Just when I thought I might be losing my funny bone because of my self-induced isolation and not getting out much to seek or cause chaos, I left my home with my secure homemade mask (made of staples, rubber bands, and recommended canvas cloth, which I will gladly make for you for $.99), to get my car tag registered for this year. Outside, the courthouse was lined with people for the same reason. I was told I had a twenty minute wait.

Watching people walk up a ramp and in another door labeled VOTING, I figured I had time to vote. One of the outside helpers managing the lines overheard me say to Hubby that, while at the courthouse,  I could probably vote, too, and encouraged me with my wait time to go ahead. I did.

Showing my driver’s license identification verifying my likeness and proof of residence, I walked right in. Once inside, I again submitted all my proof of identify and was given my little green card to insert into the voting machine.

There were three machines operating instead of the normal six to provide the six feet of separation between voters. Inserting the card, I began voting. Easy peasy and I still had fourteen minutes before walking into the tag office.

I hadn’t experienced the print out ballot before. Is this new? Was it implemented because of possible voter fraud? Did it verify the voter with a print out? The printer whirred as I watched the piece of paper scroll out. When it was about three-fourths done, I started to manually pull the piece of paper out when it would not let me and rolled backwards into the machine. And there it stuck.

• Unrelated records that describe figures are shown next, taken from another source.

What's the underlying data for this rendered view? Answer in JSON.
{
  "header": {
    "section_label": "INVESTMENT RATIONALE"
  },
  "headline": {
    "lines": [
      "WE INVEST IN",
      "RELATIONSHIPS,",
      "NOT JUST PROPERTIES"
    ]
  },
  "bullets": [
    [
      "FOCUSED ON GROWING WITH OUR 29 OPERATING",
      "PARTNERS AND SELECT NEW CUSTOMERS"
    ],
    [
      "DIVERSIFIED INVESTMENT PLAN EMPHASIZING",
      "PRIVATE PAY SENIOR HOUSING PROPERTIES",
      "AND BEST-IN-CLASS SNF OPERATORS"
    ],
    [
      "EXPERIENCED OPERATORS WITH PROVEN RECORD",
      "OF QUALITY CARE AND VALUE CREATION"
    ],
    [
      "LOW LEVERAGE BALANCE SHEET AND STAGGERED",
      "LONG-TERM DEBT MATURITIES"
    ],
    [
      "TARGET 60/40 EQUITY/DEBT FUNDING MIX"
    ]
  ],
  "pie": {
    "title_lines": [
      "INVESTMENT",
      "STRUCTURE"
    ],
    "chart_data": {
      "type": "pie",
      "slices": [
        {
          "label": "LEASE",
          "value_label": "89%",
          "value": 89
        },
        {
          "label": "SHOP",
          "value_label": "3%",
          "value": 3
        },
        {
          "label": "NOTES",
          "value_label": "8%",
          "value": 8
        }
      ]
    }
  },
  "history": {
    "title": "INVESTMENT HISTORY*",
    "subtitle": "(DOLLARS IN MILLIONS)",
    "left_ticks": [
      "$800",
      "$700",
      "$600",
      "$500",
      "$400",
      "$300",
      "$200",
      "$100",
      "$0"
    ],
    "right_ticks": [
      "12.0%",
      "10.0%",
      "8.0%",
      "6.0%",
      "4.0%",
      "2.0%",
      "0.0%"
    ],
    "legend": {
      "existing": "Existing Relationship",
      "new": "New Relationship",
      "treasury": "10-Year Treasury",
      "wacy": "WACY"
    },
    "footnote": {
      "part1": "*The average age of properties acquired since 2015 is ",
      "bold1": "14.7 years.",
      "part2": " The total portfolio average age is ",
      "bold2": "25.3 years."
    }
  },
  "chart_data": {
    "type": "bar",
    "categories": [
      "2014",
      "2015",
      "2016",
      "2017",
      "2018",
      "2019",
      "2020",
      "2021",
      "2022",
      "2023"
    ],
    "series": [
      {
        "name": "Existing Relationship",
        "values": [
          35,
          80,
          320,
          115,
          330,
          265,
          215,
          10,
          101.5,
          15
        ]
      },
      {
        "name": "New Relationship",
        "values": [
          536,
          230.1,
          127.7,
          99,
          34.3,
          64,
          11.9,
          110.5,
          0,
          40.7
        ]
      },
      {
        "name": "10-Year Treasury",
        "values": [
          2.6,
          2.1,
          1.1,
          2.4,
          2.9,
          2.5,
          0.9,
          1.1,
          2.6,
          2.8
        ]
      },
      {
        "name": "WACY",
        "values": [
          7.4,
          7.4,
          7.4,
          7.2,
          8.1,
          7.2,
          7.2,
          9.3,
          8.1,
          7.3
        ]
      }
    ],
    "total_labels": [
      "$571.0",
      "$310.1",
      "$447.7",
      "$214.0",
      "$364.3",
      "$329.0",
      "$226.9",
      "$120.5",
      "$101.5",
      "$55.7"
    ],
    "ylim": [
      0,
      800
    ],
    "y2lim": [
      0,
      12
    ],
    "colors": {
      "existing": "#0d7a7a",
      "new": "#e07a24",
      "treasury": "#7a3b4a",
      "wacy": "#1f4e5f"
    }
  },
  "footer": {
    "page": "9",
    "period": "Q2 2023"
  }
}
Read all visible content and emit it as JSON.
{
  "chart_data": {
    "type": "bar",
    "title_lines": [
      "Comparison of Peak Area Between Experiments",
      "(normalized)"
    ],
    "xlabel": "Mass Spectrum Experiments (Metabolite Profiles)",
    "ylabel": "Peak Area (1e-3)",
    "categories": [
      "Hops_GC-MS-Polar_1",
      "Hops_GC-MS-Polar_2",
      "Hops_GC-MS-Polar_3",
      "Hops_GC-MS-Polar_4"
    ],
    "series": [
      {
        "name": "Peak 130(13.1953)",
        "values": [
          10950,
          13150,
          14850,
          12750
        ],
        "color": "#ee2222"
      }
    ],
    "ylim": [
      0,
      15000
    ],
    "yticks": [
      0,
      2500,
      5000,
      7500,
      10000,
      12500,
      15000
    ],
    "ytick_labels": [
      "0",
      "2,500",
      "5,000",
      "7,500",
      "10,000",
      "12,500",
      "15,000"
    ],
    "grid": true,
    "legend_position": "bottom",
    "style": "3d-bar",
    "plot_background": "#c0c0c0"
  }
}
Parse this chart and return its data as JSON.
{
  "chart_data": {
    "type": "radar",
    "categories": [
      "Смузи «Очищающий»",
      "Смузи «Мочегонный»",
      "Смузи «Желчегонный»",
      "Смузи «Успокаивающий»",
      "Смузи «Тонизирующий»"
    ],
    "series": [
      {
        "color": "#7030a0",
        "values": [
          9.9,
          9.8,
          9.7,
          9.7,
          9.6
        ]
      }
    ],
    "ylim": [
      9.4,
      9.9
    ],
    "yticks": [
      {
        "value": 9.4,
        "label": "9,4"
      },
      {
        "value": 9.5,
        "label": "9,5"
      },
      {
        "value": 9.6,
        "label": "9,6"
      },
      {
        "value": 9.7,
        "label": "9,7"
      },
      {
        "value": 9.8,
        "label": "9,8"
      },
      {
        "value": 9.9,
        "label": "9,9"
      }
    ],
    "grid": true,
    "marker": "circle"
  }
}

You know the joke, “How many people does it take to retrieve a piece of paper from a printer?” The answer? Three. Well, maybe four. There was a supervisor supervising. One assessed the situation. Another came with a key to unlock something or other on the printer. The last one was like an IT guy except he was knowledgeable about printers. However, he had to decipher another unused printer to make sure he was solving this problem correctly. It was a mess.

But after a while of watching one polls manager after another trying to retrieve the paper out of the machine because I had to have that paper identifying my vote before I left that room, it became comical to me. Not to them, mind you. I still had five minutes until I was allowed into the inner sanctum of the courthouse to stand in line again for the tag office.

Trying to find the humor in the situation like Erma Bombeck would when she was quoted as saying, “It you can’t make it better, laugh at it,” I repeated these words. They did not think it was funny. I heard one of the three involved mutter, “Why, me?” I then commented again about my mistake of pulling the paper ballot out of the machine too fast and said, “Surely someone else has done this before?” Nope. Well, in my opinion at least now they’ve had practice for future quick responders like me …but did they thank me?

Finally, as the problem was getting corrected with three minutes before they were going to allow me to enter the tag office I said, “Well, at least should you see me on the street, you can’t identify me as the culprit because I am wearing a mask.”

Eventually, all three retreated back inside another office from whence they came and the printer scrolled out the paper I was supposed to have before leaving. And guess what I had to do with it once it was in my hands? Throw it in a shredder!

But there is a silver lining: I made it to the tag office on time where they had to take my temperature before entering and so now I know all is well.